Time to make an offer?
Most banks have a REO department that you'll work with while buying a REO property from them. Usually the REO department will use a listing agent to get their REO properties listed on the local MLS. Prior to making your offer, you'll want to contact either the listing agent or REO department at the bank and learn as much as you can about what they know concerning the condition of the property and what their process is for receiving offers. Since banks usually sell REO properties "as is", it's often prudent to include an inspection contingency in your offer that gives you time to check for unseen damage and retract the offer if you find it.

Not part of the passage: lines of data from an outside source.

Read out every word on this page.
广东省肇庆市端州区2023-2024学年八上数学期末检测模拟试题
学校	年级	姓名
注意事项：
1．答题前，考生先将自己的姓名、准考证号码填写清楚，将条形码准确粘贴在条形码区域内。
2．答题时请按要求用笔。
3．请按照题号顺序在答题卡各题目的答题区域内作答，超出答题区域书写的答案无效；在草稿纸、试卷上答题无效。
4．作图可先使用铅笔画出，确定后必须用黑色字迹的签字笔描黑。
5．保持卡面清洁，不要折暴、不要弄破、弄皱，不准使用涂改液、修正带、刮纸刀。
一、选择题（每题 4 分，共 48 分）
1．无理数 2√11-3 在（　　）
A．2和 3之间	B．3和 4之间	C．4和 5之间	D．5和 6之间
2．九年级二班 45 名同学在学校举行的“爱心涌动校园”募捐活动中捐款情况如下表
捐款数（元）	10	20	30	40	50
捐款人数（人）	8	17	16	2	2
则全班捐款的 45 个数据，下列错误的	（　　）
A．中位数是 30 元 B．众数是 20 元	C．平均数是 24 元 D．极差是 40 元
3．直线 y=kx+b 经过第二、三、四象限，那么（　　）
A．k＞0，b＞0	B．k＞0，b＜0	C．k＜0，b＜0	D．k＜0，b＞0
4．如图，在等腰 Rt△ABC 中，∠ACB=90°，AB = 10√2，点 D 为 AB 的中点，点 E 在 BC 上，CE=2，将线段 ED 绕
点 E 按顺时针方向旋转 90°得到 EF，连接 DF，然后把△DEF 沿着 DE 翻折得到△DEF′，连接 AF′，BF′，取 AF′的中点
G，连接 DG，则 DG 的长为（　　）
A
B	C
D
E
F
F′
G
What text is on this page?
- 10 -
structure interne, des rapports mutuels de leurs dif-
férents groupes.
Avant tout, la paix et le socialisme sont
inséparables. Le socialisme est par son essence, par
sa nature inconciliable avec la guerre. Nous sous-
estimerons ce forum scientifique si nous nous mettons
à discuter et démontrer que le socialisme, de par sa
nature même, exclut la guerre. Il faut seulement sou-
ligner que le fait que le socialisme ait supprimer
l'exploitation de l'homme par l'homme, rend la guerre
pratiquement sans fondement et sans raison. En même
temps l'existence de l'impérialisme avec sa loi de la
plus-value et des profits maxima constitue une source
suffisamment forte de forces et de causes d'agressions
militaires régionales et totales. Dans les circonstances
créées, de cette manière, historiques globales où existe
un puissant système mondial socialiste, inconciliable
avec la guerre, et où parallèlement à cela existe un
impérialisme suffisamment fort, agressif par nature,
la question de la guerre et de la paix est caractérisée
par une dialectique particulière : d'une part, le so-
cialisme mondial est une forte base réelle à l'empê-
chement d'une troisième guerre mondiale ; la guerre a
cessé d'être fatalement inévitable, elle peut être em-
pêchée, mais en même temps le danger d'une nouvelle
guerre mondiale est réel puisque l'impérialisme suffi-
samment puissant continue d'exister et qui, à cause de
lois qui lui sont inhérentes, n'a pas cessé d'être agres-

As with making any offer on real estate, providing documentation of your ability to pay may make your offer more attractive, such as a pre-approval letter from a lender. Once you've made your offer, you can expect the bank to counter offer. From there it will be up to you to decide whether to accept their counter, or offer a counter to the counter offer. Realize, you'll be contending with a process that generally involves a group of people at the bank, and they don't work evenings or weekends. It's not uncommon for the process of offers and counter offers to take days or even weeks.